Gothard’s teachings (which became homeschool curricula) are mostly commands — while ignoring the two-fold command that Jesus called the greatest and most encompassing.

In the four-part docuseries, damning testimonies flowed from those whose lives have been deeply harmed by living in families and communities — like and including the Duggars — that strictly followed Gothard’s instructions.

Many years ago, I developed and taught college students an alternative approach to faithful living that contrasted with Gothard’s abuse-fertile authoritarianism and legalism.

My focus was rooted in the biblical concept of being made in the image of God — which places the freedom and responsibility for personal decision making into the hands of each individual through spiritual discernment.

After seeing the new documentary, I want to be even clearer and quite frank: Discernment is more than listening uncritically, praying over something and then getting a good feeling.

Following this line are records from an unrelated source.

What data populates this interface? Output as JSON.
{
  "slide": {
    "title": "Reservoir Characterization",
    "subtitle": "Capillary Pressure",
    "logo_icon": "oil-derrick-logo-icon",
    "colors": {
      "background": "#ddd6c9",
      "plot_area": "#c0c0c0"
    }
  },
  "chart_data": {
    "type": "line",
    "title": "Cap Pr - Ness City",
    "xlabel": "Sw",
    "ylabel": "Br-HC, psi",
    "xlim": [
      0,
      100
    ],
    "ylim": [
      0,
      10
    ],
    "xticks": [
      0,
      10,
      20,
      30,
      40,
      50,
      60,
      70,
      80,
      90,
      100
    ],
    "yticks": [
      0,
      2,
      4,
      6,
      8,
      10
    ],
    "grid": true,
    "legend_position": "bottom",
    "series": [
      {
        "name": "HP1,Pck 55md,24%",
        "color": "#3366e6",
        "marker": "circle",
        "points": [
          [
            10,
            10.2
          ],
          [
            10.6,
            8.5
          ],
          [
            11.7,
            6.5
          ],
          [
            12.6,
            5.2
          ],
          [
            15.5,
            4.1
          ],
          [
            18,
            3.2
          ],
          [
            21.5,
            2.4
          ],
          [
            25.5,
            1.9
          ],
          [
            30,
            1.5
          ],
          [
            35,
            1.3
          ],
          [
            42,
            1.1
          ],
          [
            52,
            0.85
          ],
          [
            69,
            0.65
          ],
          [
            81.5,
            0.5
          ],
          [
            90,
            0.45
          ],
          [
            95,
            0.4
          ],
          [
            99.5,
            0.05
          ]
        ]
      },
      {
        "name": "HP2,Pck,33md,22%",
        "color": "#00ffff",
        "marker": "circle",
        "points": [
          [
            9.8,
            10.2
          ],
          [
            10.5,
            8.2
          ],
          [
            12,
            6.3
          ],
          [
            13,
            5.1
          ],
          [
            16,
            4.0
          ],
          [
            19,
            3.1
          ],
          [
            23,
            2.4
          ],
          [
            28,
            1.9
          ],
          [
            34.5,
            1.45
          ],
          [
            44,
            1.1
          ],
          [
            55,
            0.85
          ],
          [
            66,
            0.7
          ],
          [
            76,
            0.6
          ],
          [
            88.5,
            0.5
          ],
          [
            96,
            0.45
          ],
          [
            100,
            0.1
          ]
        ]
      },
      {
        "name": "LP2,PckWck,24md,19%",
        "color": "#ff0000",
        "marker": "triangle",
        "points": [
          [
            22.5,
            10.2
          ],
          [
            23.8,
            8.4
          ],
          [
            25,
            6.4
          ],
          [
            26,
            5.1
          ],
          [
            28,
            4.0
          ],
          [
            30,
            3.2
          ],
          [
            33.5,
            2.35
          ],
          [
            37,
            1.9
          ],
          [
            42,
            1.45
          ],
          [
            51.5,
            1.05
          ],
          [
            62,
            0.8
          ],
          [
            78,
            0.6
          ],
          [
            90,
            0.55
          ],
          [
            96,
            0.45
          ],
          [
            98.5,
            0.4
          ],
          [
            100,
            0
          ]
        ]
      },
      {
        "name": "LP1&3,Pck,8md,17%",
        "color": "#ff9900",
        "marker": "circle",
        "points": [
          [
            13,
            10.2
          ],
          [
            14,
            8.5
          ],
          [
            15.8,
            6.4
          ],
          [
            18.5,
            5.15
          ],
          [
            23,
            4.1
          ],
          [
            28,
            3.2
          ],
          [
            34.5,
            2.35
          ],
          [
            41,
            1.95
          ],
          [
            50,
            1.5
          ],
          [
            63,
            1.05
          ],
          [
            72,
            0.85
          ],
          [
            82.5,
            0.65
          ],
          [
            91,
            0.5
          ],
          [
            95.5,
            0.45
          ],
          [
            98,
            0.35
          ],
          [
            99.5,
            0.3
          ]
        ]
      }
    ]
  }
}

It involves possessing an effective enough BS meter to quickly dismiss nonsensical and dangerous claims (from Gothard and those like him) that God intends for male authoritarians (pastors, husbands, fathers) to lord over others — destroying their value and freedom and setting them up for victimhood.

Discernment also involves having enough sense to see that evil forces are more likely found in human claims of divine authority than in a kid’s pudgy-faced doll.

And, in an effort to protect vulnerable people, I and others will keep saying so until it’s heard.